Chahed, qui s’exprimait à l’ouverture du colloque du Forum international de Réalités qui se tient les 28 et 29 juin sur le thème “l’industrie pharmaceutique tunisienne face à ses défis”, a souligné que le gouvernement attache la plus grande importance à la résolution de la crise de la Pharmacie centrale qui souffre, a-t-il dit, de grands problèmes qui ne diffèrent pas beaucoup, selon lui, des difficultés que rencontrent plusieurs institutions publiques. Il s’agit de lancer un programme de sauvetage de cette institution à travers la fourniture, à court terme, de liquidités d’une valeur de 500 millions de dinars pour résoudre, de toute urgence, le problème de manque de médicaments, estimant que cette mesure demeure insuffisante face à la nécessité de revoir la gouvernance du secteur avec la participation de toutes les parties prenantes.
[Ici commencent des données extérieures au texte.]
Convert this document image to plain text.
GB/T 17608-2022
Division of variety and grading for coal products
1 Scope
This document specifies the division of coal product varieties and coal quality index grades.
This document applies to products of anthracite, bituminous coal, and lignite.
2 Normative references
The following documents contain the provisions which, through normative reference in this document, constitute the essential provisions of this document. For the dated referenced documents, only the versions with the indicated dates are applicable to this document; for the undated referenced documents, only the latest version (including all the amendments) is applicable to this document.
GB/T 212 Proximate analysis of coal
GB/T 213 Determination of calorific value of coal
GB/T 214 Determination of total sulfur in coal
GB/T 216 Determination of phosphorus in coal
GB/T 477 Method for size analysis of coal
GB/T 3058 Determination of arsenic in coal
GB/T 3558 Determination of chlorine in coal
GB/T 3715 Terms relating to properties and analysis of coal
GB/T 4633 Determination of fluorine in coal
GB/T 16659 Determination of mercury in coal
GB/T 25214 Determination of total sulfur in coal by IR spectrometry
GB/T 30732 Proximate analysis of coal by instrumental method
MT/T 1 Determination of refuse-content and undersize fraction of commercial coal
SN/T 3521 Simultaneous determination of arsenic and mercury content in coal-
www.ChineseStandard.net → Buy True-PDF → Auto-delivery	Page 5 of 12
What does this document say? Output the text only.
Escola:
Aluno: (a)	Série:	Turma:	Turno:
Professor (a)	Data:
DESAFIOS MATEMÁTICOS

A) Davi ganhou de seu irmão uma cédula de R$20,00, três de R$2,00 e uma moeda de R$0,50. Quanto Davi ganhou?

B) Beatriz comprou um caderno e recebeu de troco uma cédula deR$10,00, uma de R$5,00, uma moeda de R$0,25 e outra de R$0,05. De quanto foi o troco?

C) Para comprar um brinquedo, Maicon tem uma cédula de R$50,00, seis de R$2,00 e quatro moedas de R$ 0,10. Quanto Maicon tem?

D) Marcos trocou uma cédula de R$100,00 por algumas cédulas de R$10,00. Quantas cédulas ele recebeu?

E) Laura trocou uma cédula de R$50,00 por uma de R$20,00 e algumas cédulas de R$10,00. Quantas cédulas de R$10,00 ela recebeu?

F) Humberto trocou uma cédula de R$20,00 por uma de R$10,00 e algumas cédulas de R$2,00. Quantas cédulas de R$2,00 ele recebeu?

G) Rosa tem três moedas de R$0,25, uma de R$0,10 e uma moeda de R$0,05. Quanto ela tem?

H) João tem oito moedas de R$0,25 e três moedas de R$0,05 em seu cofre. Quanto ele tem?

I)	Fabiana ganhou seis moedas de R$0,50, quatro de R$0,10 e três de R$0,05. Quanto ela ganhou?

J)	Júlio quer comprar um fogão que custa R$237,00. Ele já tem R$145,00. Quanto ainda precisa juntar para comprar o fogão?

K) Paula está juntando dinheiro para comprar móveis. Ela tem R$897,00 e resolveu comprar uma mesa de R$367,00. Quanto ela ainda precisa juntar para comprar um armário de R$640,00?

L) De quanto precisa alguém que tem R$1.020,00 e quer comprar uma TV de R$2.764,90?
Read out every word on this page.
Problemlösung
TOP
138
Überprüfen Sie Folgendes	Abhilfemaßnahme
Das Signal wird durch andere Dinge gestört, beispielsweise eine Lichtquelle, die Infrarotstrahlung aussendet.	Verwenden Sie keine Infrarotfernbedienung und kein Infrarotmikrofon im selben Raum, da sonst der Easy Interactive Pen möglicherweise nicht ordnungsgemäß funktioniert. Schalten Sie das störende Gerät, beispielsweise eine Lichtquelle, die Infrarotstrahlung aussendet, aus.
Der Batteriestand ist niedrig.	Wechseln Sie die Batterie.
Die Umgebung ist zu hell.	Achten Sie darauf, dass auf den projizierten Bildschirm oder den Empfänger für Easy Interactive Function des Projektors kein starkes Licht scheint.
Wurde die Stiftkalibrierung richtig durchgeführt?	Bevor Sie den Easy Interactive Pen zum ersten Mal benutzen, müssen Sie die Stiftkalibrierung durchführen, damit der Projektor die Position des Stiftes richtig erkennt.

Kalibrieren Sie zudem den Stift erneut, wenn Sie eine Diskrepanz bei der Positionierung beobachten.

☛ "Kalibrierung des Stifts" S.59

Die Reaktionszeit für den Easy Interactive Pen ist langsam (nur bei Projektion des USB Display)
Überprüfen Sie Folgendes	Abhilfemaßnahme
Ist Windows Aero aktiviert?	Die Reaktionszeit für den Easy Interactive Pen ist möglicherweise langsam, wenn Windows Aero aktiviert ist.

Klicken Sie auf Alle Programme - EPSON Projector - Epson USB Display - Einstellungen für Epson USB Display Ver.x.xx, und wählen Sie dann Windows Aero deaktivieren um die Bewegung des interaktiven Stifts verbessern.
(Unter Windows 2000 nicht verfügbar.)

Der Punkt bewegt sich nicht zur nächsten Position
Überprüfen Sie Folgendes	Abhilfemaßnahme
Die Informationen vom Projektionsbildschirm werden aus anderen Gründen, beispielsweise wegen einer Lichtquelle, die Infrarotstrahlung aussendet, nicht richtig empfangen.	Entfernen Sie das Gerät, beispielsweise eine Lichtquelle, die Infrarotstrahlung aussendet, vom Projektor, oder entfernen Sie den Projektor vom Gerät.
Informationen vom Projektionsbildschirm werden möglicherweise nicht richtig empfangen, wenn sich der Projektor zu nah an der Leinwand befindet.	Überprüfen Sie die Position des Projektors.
Le gouvernement est soucieux, a-t-il ajouté, de mieux organiser le secteur à travers l’élaboration d’une stratégie nationale impliquant tous les participants à travers une meilleure organisation des circuits de distribution et l’adoption d’un système numérique garantissant une bonne distribution dans les secteurs public et privé, indiquant le lancement de l’expérience de distribution numérique dans les hôpitaux et les pharmacies, outre la nécessité d’œuvrer pour rationaliser la consommation de médicaments en Tunisie.
Le chef du gouvernement a mis l’accent sur l’importance stratégique et vitale du secteur de l’industrie pharmaceutique en Tunisie qui demeure lié à la sécurité médicamenteuse. Il a ajouté que le secteur qui emploie des compétences et des ressources humaines tunisiennes a réussi à atteindre un taux de croissance de 11% ainsi qu’un taux de couverture des besoins nationaux de près de 50% en production nationale, outre les exploits réalisés au niveau de l’exportation (100 millions de dinars) et des investissements (près de 500 millions de dinars).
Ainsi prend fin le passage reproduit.